The post was published on November 14, 2011. http://www.themoneymadam.com/2010/11/microchip-technology-dividend-machine.html
Simultaneously, I started the SDY and VIG portfolios. I needed a bench mark against which to
compare my portfolio and I chose SDY an ETF that concentrates on dividend
income and VIG which concentrates on dividend increases. SDY on November 12, 2010 closed at
$51.37. I added 65.437878 shares of SDY
equal to the $3,355 invested into MCHP. VIG closed at $50.60 and I added 66.304 shares
also equal to the $3,355 invested into MCHP.
I continued these multiple channels of investing over five
years. The total basis is $710,000 in
all three portfolios M* (my stock picks), SDY and VIG.
Capital Gain Results
The table below shows the result of holding these three
portfolios as of midday (1:32PM Eastern time) on September 20, 2016.

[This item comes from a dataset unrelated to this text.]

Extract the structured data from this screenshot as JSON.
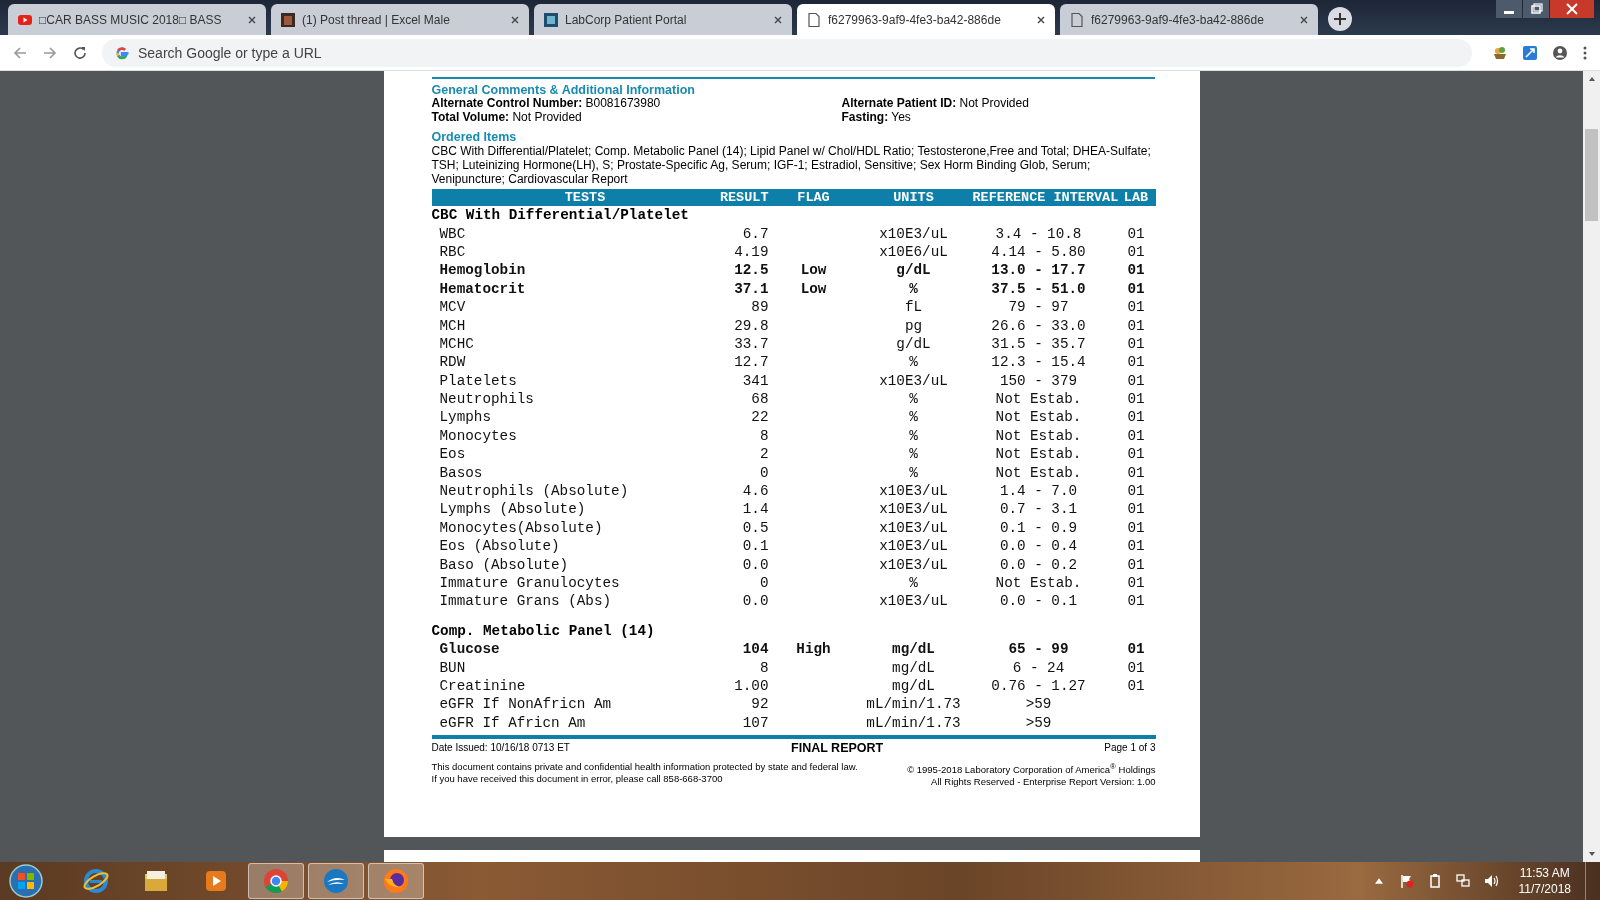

You can see that all portfolios performed quite well. Picking stocks did beat both SDY and VIG by
between 8 and 10 percent. Actual dollar
difference is between $58,000 and $72,000 over the five years.
Will having an average of $65,000 more in your portfolio
make a difference in five years? Only
you can determine that. However, I find
solace and comfort in all three approaches.
I have often encouraged people who do not have the time to invest by
themselves and do know how to direct an investment adviser or cannot find one
they trust, to use these two ETF’s and now I feel good about the results.
Readers have to consider that these five years have been
very good to equity investors as well as bond investors. It was hard to lose money over these five
years.
As one of my former clients recently told me “I don’t expect
to beat the market, I just want to at least keep up.” All three portfolios “kept up.”
Dividend Increases
As I am an income investor first and foremost, I like
capital gains but I really like income increases. Trust me, your expenses will double every 20
years so if you expect to retire at 60 and live to be 100, your expenses will
double twice. Let’s see how these two
approaches did on income increases.
Comparing dividend increases is a complicated task. You don’t buy everything at the closing price
on 12/31 of a given year and then look at how that holding performed using
12/31 values of the next year. This is
how the experts track mutual funds etc.
You buy every week or every month sometimes you wait 90 days for the first
dividend. I tried to simplify the
process as you can see in the table below.
The table above shows that VIG is the winner on dividend
increases. SDY is the loser and M* came
in second. To be fair to SDY, I used
only dividend payments in this analysis.
Keep in mind that SDY also delivered some healthy capital gain
distributions in 2014 and 2015. My 2011
portfolio suffers because several stocks were bought out and that cash sits in
the portfolio (no transactions allowed in order to report good data) not creating
any income or capital gain.
Conclusion:
For me, I prefer using my four criteria (which I adjust and
update each year) to pick income stocks for the majority of my income investing
portfolio. However, in certain accounts
that have limited investment options like my Health Savings Account, I use SDY and
VIG in equal amounts for my investments.